1970 Güney Amerika ülkesi Şili için tam anlamıyla bir kader yılıydı.
Başkanlık seçimini kazanan Salvador Allende Latin Amerika’da ABD desteği olmadan seçimle iş başına gelen ilk lider oldu.
Allende’nin siyasi kimliği, Şili’nin de Küba gibi Sovyetler Birliği’nin etkisi altına girmesi ihtimalini yükseltti.
Dünyanın en büyük bakır üreticisi olan Şili’deki yeni yönetim, ABD’ye ait işletmeleri hızla kamulaştırdı.
Allende, Küba lideri Fidel Castro’yu da başkanlık sarayında görkemli şekilde ağırladı.
Bu adımlar Washington yönetimini çok rahatsız ederken Şili Ordusu’ndaki ABD yanlısı askerleri de harekete geçirdi.
Amerikan Merkezi Haber Alma Teşkilatı CIA, ”İki Yol” adı verilen bir operasyon başlattı.
Bu operasyonlarla Salvador Allende’nin devrilmesi amaçlandı.
1973 yılının 11 Eylül’ünde Şili’de savaş uçakları demokrasiyi bombaladı. Augusto Pinochet liderliğindeki cunta, başkanlık sarayını kuşatıp topa tuttu.
Ülkenin üzerine kabus gibi çöken Diktatör Pinochet’in iktidarı ise tam 17 yıl sürdü.
Şili halkı bu dönemde büyük acılar yaşadı, toplama kampları oluşturuldu, binlerce kişi hayatını kaybetti.
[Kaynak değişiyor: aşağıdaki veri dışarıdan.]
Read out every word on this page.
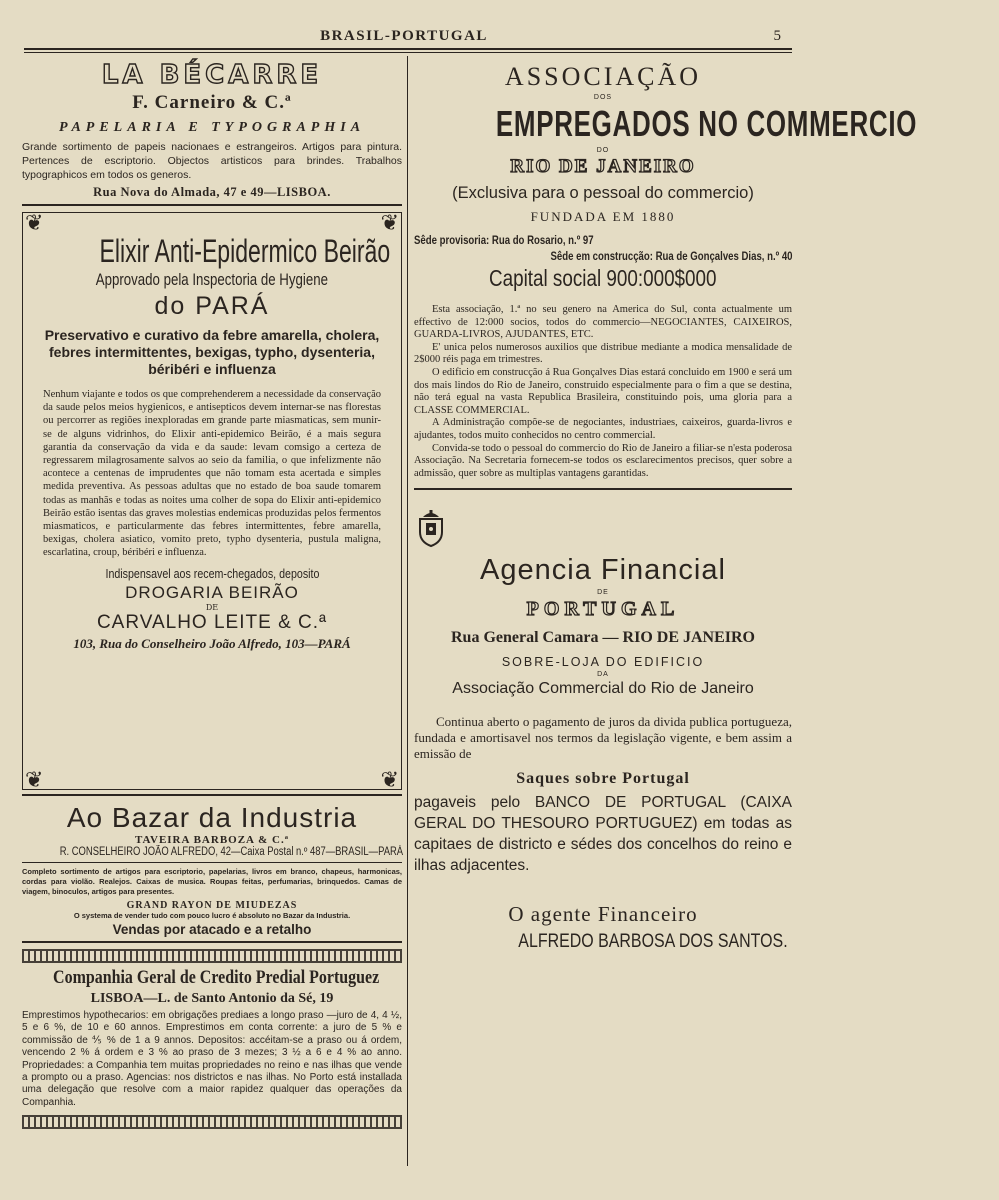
BRASIL-PORTUGAL	5
LA BÉCARRE
F. Carneiro & C.ª
PAPELARIA E TYPOGRAPHIA
Grande sortimento de papeis nacionaes e estrangeiros. Artigos para pintura. Pertences de escriptorio. Objectos artisticos para brindes. Trabalhos typographicos em todos os generos.
Rua Nova do Almada, 47 e 49—LISBOA.
❦	❦
❦	❦
Elixir Anti-Epidermico Beirão
Approvado pela Inspectoria de Hygiene
do PARÁ
Preservativo e curativo da febre amarella, cholera, febres intermittentes, bexigas, typho, dysenteria, béribéri e influenza
Nenhum viajante e todos os que comprehenderem a necessidade da conservação da saude pelos meios hygienicos, e antisepticos devem internar-se nas florestas ou percorrer as regiões inexploradas em grande parte miasmaticas, sem munir-se de alguns vidrinhos, do Elixir anti-epidemico Beirão, é a mais segura garantia da conservação da vida e da saude: levam comsigo a certeza de regressarem milagrosamente salvos ao seio da familia, o que infelizmente não acontece a centenas de imprudentes que não tomam esta acertada e simples medida preventiva. As pessoas adultas que no estado de boa saude tomarem todas as manhãs e todas as noites uma colher de sopa do Elixir anti-epidemico Beirão estão isentas das graves molestias endemicas produzidas pelos fermentos miasmaticos, e particularmente das febres intermittentes, febre amarella, bexigas, cholera asiatico, vomito preto, typho dysenteria, pustula maligna, escarlatina, croup, béribéri e influenza.
Indispensavel aos recem-chegados, deposito
DROGARIA BEIRÃO
DE
CARVALHO LEITE & C.ª
103, Rua do Conselheiro João Alfredo, 103—PARÁ
Ao Bazar da Industria
TAVEIRA BARBOZA & C.ª
R. CONSELHEIRO JOÃO ALFREDO, 42—Caixa Postal n.º 487—BRASIL—PARÁ
Completo sortimento de artigos para escriptorio, papelarias, livros em branco, chapeus, harmonicas, cordas para violão. Realejos. Caixas de musica. Roupas feitas, perfumarias, brinquedos. Camas de viagem, binoculos, artigos para presentes.
GRAND RAYON DE MIUDEZAS
O systema de vender tudo com pouco lucro é absoluto no Bazar da Industria.
Vendas por atacado e a retalho
Companhia Geral de Credito Predial Portuguez
LISBOA—L. de Santo Antonio da Sé, 19
Emprestimos hypothecarios: em obrigações prediaes a longo praso —juro de 4, 4 ½, 5 e 6 %, de 10 e 60 annos. Emprestimos em conta corrente: a juro de 5 % e commissão de ⅘ % de 1 a 9 annos. Depositos: accéitam-se a praso ou á ordem, vencendo 2 % á ordem e 3 % ao praso de 3 mezes; 3 ½ a 6 e 4 % ao anno. Propriedades: a Companhia tem muitas propriedades no reino e nas ilhas que vende a prompto ou a praso. Agencias: nos districtos e nas ilhas. No Porto está installada uma delegação que resolve com a maior rapidez qualquer das operações da Companhia.
ASSOCIAÇÃO
DOS
EMPREGADOS NO COMMERCIO
DO
RIO DE JANEIRO
(Exclusiva para o pessoal do commercio)
FUNDADA EM 1880
Sêde provisoria: Rua do Rosario, n.º 97
Sêde em construcção: Rua de Gonçalves Dias, n.º 40
Capital social 900:000$000

Esta associação, 1.ª no seu genero na America do Sul, conta actualmente um effectivo de 12:000 socios, todos do commercio—NEGOCIANTES, CAIXEIROS, GUARDA-LIVROS, AJUDANTES, ETC.

E' unica pelos numerosos auxilios que distribue mediante a modica mensalidade de 2$000 réis paga em trimestres.

O edificio em construcção á Rua Gonçalves Dias estará concluido em 1900 e será um dos mais lindos do Rio de Janeiro, construido especialmente para o fim a que se destina, não terá egual na vasta Republica Brasileira, constituindo pois, uma gloria para a CLASSE COMMERCIAL.

A Administração compõe-se de negociantes, industriaes, caixeiros, guarda-livros e ajudantes, todos muito conhecidos no centro commercial.

Convida-se todo o pessoal do commercio do Rio de Janeiro a filiar-se n'esta poderosa Associação. Na Secretaria fornecem-se todos os esclarecimentos precisos, quer sobre a admissão, quer sobre as multiplas vantagens garantidas.

Agencia Financial
DE
PORTUGAL
Rua General Camara — RIO DE JANEIRO
SOBRE-LOJA DO EDIFICIO
DA
Associação Commercial do Rio de Janeiro
Continua aberto o pagamento de juros da divida publica portugueza, fundada e amortisavel nos termos da legislação vigente, e bem assim a emissão de
Saques sobre Portugal
pagaveis pelo BANCO DE PORTUGAL (CAIXA GERAL DO THESOURO PORTUGUEZ) em todas as capitaes de districto e sédes dos concelhos do reino e ilhas adjacentes.
O agente Financeiro
ALFREDO BARBOSA DOS SANTOS.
ABD darbenin olacağını 3 gün önceden biliyordu
Şili yönetimi geçtiğimiz ay ABD’den 50 yıl önceki bu darbeye ilişkin belgelerin açıklanmasını talep etti.
ABD Dışişleri Bakanlığı, bu talebe yanıt olarak darbeyle ilgili istihbarat raporunun bir kısmının daha gizliliğini kaldırdı.
Belgelere göre darbeden 3 gün önce Amerikan istihbaratı ABD Başkanı Nixon’a darbenin olacağını bildirdi.
Darbenin yapıldığı gün ise Şili ordusunun Alllende’ye karşı askeri eylemleri başlatma planlarının ele alındığı anlaşıldı.
ABD Ulusal Güvenlik Arşivi’nin 2022’de yaptığı açıklamada, darbeden 3 yıl önce Nixon’ın, Allende’nin göreve başlamasını engellemek amacıyla askeri bir darbe başlatarak “Şili’nin kurtarılması” yönünde emir verdiğini belirtmişti.
Darbenin üzerinden geçen yarım asra rağmen Pinochet yönetiminin izlerini hala silemeyen Şili, o dönemde ortadan kaybolan muhalifleri arıyor.